Numerous former U.S. officials have spoken at MEK events, often in exchange for compensation. According to journalist Glenn Greenwald’s tally, they include prominent Republicans Rudy Giuliani, Tom Ridge, Fran Townsend and Andrew Card, as well as Democrats Howard Dean, Wesley Clark, Bill Richardson and Lee Hamilton. Dean, who is now jockeying to head the Democratic National Committee again, once reportedly proclaimed that Madame Rajavi should be recognized as the president of Iran.
Notably, Gingrich and other powerful supporters of MEK supported George W. Bush’s call to invade Iraq partly on the basis of the group’s presence in the country, arguing that it would serve as an ally in a democratic transition.
While building support in Washington, MEK was reportedly carrying out more attacks in the form of assassinations inside Iran. In February 2012, journalists Richard Engel and Robert Windrem reported, “Deadly attacks on Iranian nuclear scientists are being carried out by an Iranian dissident group that is financed, trained and armed by Israel’s secret service, U.S. officials tell NBC News.”

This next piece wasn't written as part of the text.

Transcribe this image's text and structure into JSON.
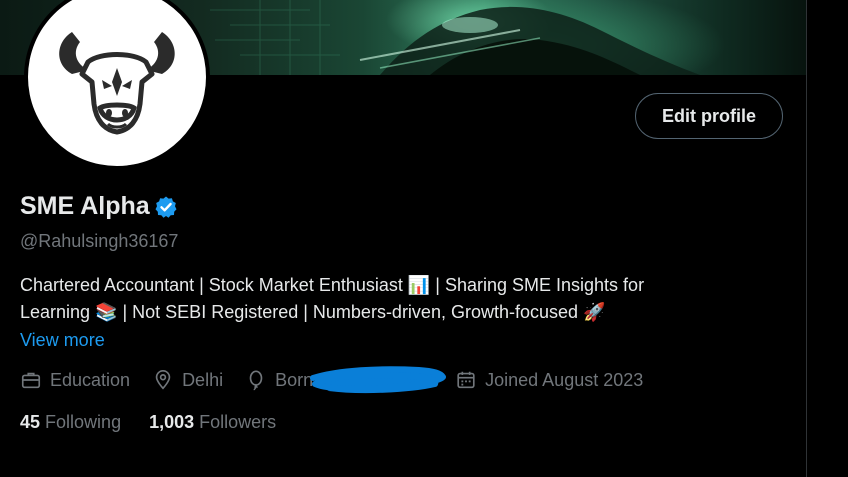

In September 2012, the state department announced the removal of MEK from its list of terrorist organizations, a move that Glenn Greenwald called a symptom of the “rot and corruption” of Washington. “The history of the U.S. list of designated terrorist organizations, and its close cousin list of state sponsors of terrorism, is simple,” he wrote, “a country or group goes on the list when they use violence to impede U.S. interests, and they are then taken off the list when they start to use exactly the same violence to advance U.S. interests.”
A year later, the Obama administration ordered MEK to relocate from Iraq to Albania. While MEK initially refused, the transfer has reportedly gone into effect in recent months. Meanwhile, MEK has been busy trying to scuttle the nuclear deal between world powers and Iran, buoyed by its list of prominent backers on both sides of the political aisle.
In May 2014, Dean and Giuliani co-authored an op-ed denouncing the deal, claiming that “weak policy vis-a-vis Tehran has only emboldened it to intensify suppression, continue massive support for Syrian dictator Assad and to slaughter its opponents, members of the People’s Mojahedin Organization of Iran in Camp Liberty in Iraq.” Now, Giuliani could become Secretary of State for Trump, who repeatedly pledged on the campaign trail to tear up the Iran deal.
According to Abdi, Iranian-American civil society groups have endured repeated attacks from MEK. “The group has spread a lot of misinformation and accused their critics who oppose war and sanctions as somehow being connected to the regime,” he said. “If the people who are setting U.S. policy don’t know better than to take money from this group, and to blindly advocate for them, there is no telling what they’ll do when they’re in control.”